MAC OS X and 802.1x Issues

This thread has been viewed 2 times

  • 1.  MAC OS X and 802.1x Issues

    Posted Sep 15, 2014 10:19 AM

    I know this is going to be a braindump,but here goes:

     

    I have been experiencing many problems this semester with some odd behavior on Mac OS X clients ranging from 10.7.5 to 10.9.

     

    My current environment is as follows:

     

    7210 Controllers

    AOS 7.4.1.0

    Mixture of AP-105/205 mostly, tunneled

    1 x 802.1x PEAP SSID running against MSFT NPS (soon to be clearpass I hope)

    1 x Guest Open SSID running against AOS captive portal (soon to be clearpass I hope)

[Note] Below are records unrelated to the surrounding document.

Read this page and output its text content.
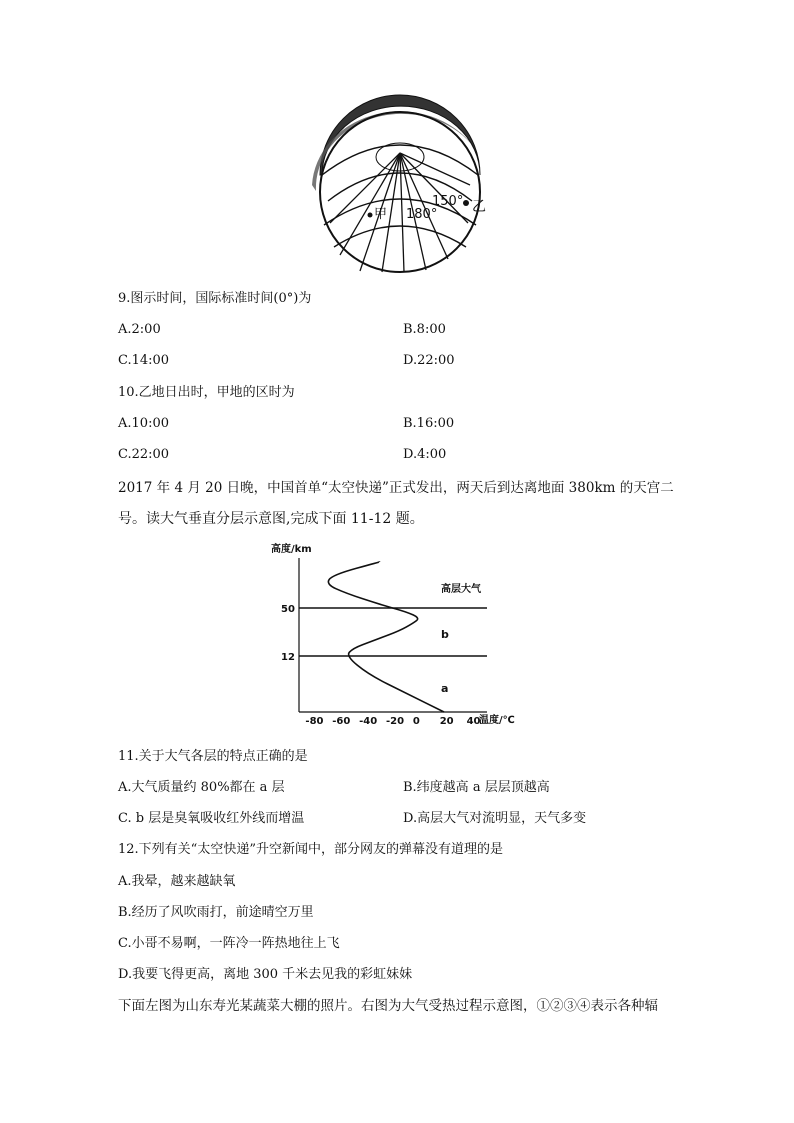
甲 180°
150° 乙
9.图示时间，国际标准时间(0°)为
A.2:00	B.8:00
C.14:00	D.22:00
10.乙地日出时，甲地的区时为
A.10:00	B.16:00
C.22:00	D.4:00
2017 年 4 月 20 日晚，中国首单“太空快递”正式发出，两天后到达离地面 380km 的天宫二
号。读大气垂直分层示意图,完成下面 11-12 题。
高度/km
50
12
高层大气
b
a
温度/℃
-80 -60 -40 -20 0 20 40
11.关于大气各层的特点正确的是
A.大气质量约 80%都在 a 层	B.纬度越高 a 层层顶越高
C. b 层是臭氧吸收红外线而增温	D.高层大气对流明显，天气多变
12.下列有关“太空快递”升空新闻中，部分网友的弹幕没有道理的是
A.我晕，越来越缺氧
B.经历了风吹雨打，前途晴空万里
C.小哥不易啊，一阵冷一阵热地往上飞
D.我要飞得更高，离地 300 千米去见我的彩虹妹妹
下面左图为山东寿光某蔬菜大棚的照片。右图为大气受热过程示意图，①②③④表示各种辐
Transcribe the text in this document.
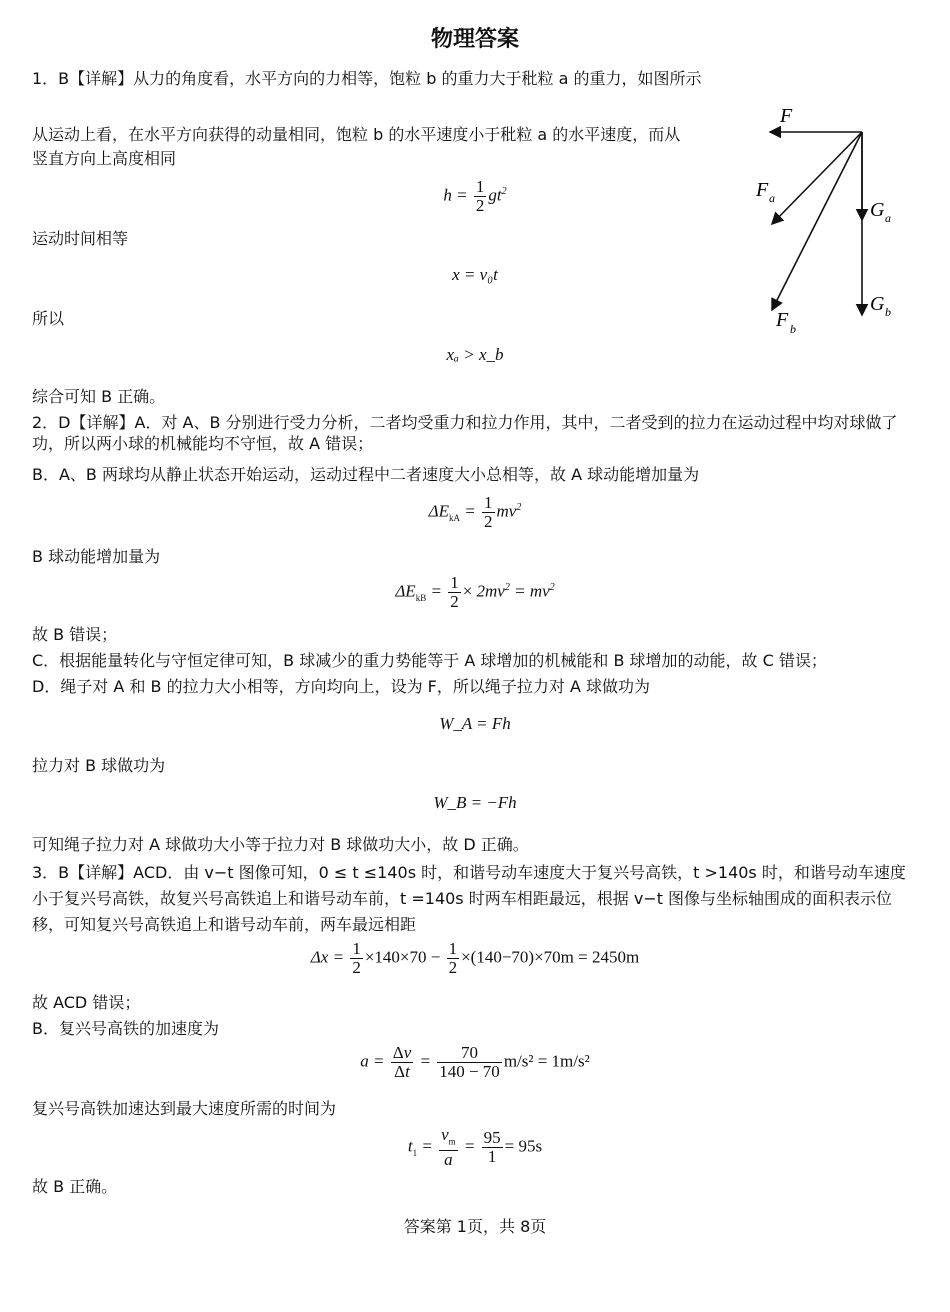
物理答案
1．B【详解】从力的角度看，水平方向的力相等，饱粒 b 的重力大于秕粒 a 的重力，如图所示
从运动上看，在水平方向获得的动量相同，饱粒 b 的水平速度小于秕粒 a 的水平速度，而从
竖直方向上高度相同
$h = \frac{1}{2} gt^2$
运动时间相等
x = v₀t
所以
xₐ > x_b
综合可知 B 正确。
F
F a
G a
F b
G b
2．D【详解】A．对 A、B 分别进行受力分析，二者均受重力和拉力作用，其中，二者受到的拉力在运动过程中均对球做了功，所以两小球的机械能均不守恒，故 A 错误；
B．A、B 两球均从静止状态开始运动，运动过程中二者速度大小总相等，故 A 球动能增加量为
$\Delta E_{kA} = \frac{1}{2} mv^2$
B 球动能增加量为
$\Delta E_{kB} = \frac{1}{2} \times 2mv^2 = mv^2$
故 B 错误；
C．根据能量转化与守恒定律可知，B 球减少的重力势能等于 A 球增加的机械能和 B 球增加的动能，故 C 错误；
D．绳子对 A 和 B 的拉力大小相等，方向均向上，设为 F，所以绳子拉力对 A 球做功为
W_A = Fh
拉力对 B 球做功为
W_B = −Fh
可知绳子拉力对 A 球做功大小等于拉力对 B 球做功大小，故 D 正确。
3．B【详解】ACD．由 v−t 图像可知，0 ≤ t ≤140s 时，和谐号动车速度大于复兴号高铁，t >140s 时，和谐号动车速度小于复兴号高铁，故复兴号高铁追上和谐号动车前，t =140s 时两车相距最远，根据 v−t 图像与坐标轴围成的面积表示位移，可知复兴号高铁追上和谐号动车前，两车最远相距
$\Delta x = \frac{1}{2} \times 140\times 70 - \frac{1}{2} \times(140-70)\times 70m = 2450m$
故 ACD 错误；
B．复兴号高铁的加速度为
$a = \frac{\Delta v}{\Delta t} = \frac{70}{140 - 70} m/s^2 = 1m/s^2$
复兴号高铁加速达到最大速度所需的时间为
$t_1 = \frac{v_m}{a} = \frac{95}{1} = 95s$
故 B 正确。
答案第 1页，共 8页
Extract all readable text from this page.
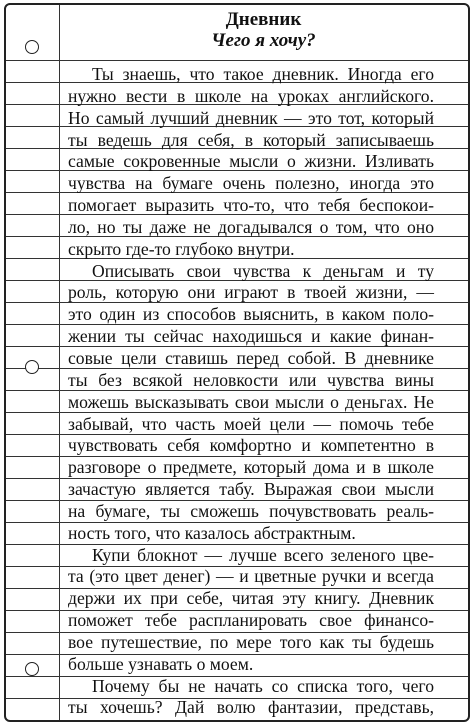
Дневник
Чего я хочу?
Ты знаешь, что такое дневник. Иногда его
нужно вести в школе на уроках английского.
Но самый лучший дневник — это тот, который
ты ведешь для себя, в который записываешь
самые сокровенные мысли о жизни. Изливать
чувства на бумаге очень полезно, иногда это
помогает выразить что-то, что тебя беспокои-
ло, но ты даже не догадывался о том, что оно
скрыто где-то глубоко внутри.
Описывать свои чувства к деньгам и ту
роль, которую они играют в твоей жизни, —
это один из способов выяснить, в каком поло-
жении ты сейчас находишься и какие финан-
совые цели ставишь перед собой. В дневнике
ты без всякой неловкости или чувства вины
можешь высказывать свои мысли о деньгах. Не
забывай, что часть моей цели — помочь тебе
чувствовать себя комфортно и компетентно в
разговоре о предмете, который дома и в школе
зачастую является табу. Выражая свои мысли
на бумаге, ты сможешь почувствовать реаль-
ность того, что казалось абстрактным.
Купи блокнот — лучше всего зеленого цве-
та (это цвет денег) — и цветные ручки и всегда
держи их при себе, читая эту книгу. Дневник
поможет тебе распланировать свое финансо-
вое путешествие, по мере того как ты будешь
больше узнавать о моем.
Почему бы не начать со списка того, чего
ты хочешь? Дай волю фантазии, представь,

    1 x WPA2-PSK legacy SSID that requires mac address registration

     

    Lately I have been having several students bring Mac OS X devices in that worked previously that one day just deciede to stop authenticating against the 802.1x network. They simply say "invalid password." When these clients get in this state, in last year or so we have attempted to clear the keychain because for some reason they were becoming corrupted on our networks, but that doesn't seem to fix the problem anymore.

     

    Oddly enough, the clients also seem to be unable to get the captive portal to load after they get an IP address on that network, but the WPA2-PSK network works fine.

     

    Honestly, I know onboarding is better, but there is a lot of infrastructure around that I can't afford at the moment. There have been days I have wanted to drop the 802.1x network and just go to an open network, especially since mobility is only 1/6th my job :(

     

    Any ideas on where to go to troubleshoot MAC OSX (I don't even have on of these devices to test)


    #7210


  • 2.  RE: MAC OS X and 802.1x Issues
    Best Answer

    EMPLOYEE
    Posted Sep 15, 2014 03:32 PM

    alamey,

     

    You probably need to:

     

    - Start user debug on the Aruba Controller.

    config t
logging level debug user-debug <mac address of client>

     To see the debug logs for that client:

    show log user-debug all | include <mac address of that client>

     

    - Look at the radius server messages that correspond to that client

    - Start wifi debugging on the MAC OSX device to see what is wrong while this is occurring.

    sudo /usr/libexec/airportd debug +alluserland +alldriver +allvendor

     The output should be on the MAC OSX console.

     

    You would want to look at all of the logs in 3 places for that device to have a starting point to understand what is going on.  You could also of course, open a TAC case.

     

     

     



  • 3.  RE: MAC OS X and 802.1x Issues

    Posted Feb 25, 2019 03:38 PM

    @cjoseph I'm also seeing this issue.  It appears at least to me to be entirely related to the way that MacOS handles storing the wireless SSID, username, and password.

     

    The problem can be replicated by having a MacOS user change their username/password.  Suddenly our ClearPass platform gives an error code of 216 indicating an AD authentication failure.  Only by forgetting the network and re-entering the username/password does the issue go away.

     

    Numerous other forum posts indicate that sometimes even deleting mentions of the SSID in the user keychain is required.  This is extremely cumbersome and time consuming as our tier 1 has to stop what they are doing to help with this problem.

     

    Does anyone else have any ideas on how to resolve this, or is this solely on Apple MacOS? Since nothing has changed on our ClearPass service policy, I'm inclined to think it is not an Aruba 802.1x problem.